Is it possible to save files in Hadoop without saving them in local file system? I would like to do something like shown below however I would like to save file directly in HDFS. At the moment I save files in documents directory and only then I can save them in HDFS for instance using hadoop fs -put
.
class DataUploadView(GenericAPIView):
def post(self, request):
myfile = request.FILES['photo']
fs = FileSystemStorage(location='documents/')
filename = fs.save(myfile.name, myfile)
local_path = 'my/path/documents/' + str(myfile.name)
hdfs_path = '/user/user1/' + str(myfile.name)
run(['hadoop', 'fs', '-put', local_path, hdfs_path], shell=True)
Hadoop has REST APIs that allow you to create files via WebHDFS.
So you could write your own create
based on the REST APIs using a python library like requests
for doing the HTTP. However, there are also several python libraries that support Hadoop/HDFS and already use the REST APIs or that use the RPC mechanism via libhdfs
.
- pydoop
- hadoopy
- snakebite
- pywebhdfs
- hdfscli
- pyarrow
Just make sure you look for how to create a file rather than having the python library call hdfs dfs -put
or hadoop fs -put
.
See the following for more information:
- pydoop vs hadoopy - hadoop python client
- List all files in HDFS Python without pydoop
- A Guide to Python Frameworks for Hadoop
- Native Hadoop file system (HDFS) connectivity in Python
- PyArrow
- https://github.com/pywebhdfs/pywebhdfs
- https://github.com/spotify/snakebite
- https://crs4.github.io/pydoop/api_docs/hdfs_api.html
- https://hdfscli.readthedocs.io/en/latest/
- WebHDFS REST API:Create and Write to a File
Here's how to download a file directly to HDFS with Pydoop:
import os
import requests
import pydoop.hdfs as hdfs
def dl_to_hdfs(url, hdfs_path):
r = requests.get(url, stream=True)
with hdfs.open(hdfs_path, 'w') as f:
for chunk in r.iter_content(chunk_size=1024):
f.write(chunk)
URL = "https://www.python.org/ftp/python/3.7.0/Python-3.7.0.tar.xz"
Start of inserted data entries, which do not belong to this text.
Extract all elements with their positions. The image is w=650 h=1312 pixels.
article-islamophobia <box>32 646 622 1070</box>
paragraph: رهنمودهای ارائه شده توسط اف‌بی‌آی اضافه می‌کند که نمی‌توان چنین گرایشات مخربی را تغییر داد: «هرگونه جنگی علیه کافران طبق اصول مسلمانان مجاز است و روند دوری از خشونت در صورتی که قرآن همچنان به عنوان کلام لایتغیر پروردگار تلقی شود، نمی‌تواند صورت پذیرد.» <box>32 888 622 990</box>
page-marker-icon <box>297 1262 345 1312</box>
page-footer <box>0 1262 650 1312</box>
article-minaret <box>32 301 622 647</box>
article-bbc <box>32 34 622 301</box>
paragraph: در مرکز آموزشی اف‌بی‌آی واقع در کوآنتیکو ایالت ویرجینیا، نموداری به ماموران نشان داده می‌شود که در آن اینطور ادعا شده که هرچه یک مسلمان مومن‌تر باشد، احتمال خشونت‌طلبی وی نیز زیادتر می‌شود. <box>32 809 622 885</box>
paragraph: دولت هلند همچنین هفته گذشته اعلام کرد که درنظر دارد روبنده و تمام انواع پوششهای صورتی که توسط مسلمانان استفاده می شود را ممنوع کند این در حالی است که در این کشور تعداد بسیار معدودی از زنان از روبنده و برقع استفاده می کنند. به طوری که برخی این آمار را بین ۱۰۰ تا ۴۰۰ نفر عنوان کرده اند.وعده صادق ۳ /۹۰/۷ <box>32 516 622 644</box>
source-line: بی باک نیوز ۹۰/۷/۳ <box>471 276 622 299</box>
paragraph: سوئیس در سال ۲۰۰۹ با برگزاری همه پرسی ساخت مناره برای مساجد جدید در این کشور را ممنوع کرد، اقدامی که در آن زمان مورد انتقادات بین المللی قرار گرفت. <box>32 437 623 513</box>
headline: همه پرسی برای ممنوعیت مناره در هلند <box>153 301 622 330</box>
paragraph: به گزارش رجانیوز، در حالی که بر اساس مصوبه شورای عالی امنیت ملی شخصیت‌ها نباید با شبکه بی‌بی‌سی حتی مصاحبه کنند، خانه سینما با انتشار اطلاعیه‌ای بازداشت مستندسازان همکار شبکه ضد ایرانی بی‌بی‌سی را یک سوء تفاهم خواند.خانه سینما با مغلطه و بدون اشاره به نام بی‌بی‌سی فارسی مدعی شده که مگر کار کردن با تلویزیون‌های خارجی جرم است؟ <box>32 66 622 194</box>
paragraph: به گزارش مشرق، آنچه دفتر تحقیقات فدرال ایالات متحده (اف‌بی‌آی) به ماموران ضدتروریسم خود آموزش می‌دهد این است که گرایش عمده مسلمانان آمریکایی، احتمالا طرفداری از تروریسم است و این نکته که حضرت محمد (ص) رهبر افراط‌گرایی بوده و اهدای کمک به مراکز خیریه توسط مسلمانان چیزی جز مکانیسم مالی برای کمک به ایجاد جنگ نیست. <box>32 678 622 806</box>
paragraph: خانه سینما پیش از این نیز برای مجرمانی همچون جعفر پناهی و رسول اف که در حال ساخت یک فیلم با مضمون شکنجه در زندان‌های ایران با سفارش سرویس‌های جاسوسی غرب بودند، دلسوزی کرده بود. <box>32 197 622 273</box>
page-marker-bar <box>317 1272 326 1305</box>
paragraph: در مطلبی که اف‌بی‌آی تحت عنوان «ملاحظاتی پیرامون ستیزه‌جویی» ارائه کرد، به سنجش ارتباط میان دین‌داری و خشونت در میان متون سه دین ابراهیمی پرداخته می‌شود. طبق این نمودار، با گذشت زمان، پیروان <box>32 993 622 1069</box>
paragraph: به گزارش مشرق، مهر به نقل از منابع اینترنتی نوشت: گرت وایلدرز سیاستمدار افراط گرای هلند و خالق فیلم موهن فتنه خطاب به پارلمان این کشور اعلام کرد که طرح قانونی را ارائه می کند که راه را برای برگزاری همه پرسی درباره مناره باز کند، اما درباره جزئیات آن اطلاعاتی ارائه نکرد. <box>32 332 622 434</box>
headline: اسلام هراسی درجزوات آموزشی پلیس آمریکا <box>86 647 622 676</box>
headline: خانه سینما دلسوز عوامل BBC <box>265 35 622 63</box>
dl_to_hdfs(URL, os.path.basename(URL))
The above snippet works for a generic URL. If you already have the file as a Django UploadedFile
, you can probably use its .chunks
method to iterate through the data.
Python is installed in your Linux. It can access only local files. It cannot directly access files in HDFS.
In order to save/put the files directly to HDFS, you need to use any of these below:
Spark: Use Dstream for streaming files
Kafka: matter of setting up configuration file. Best for streaming data.
Flume: set up configuration file. Best for static files.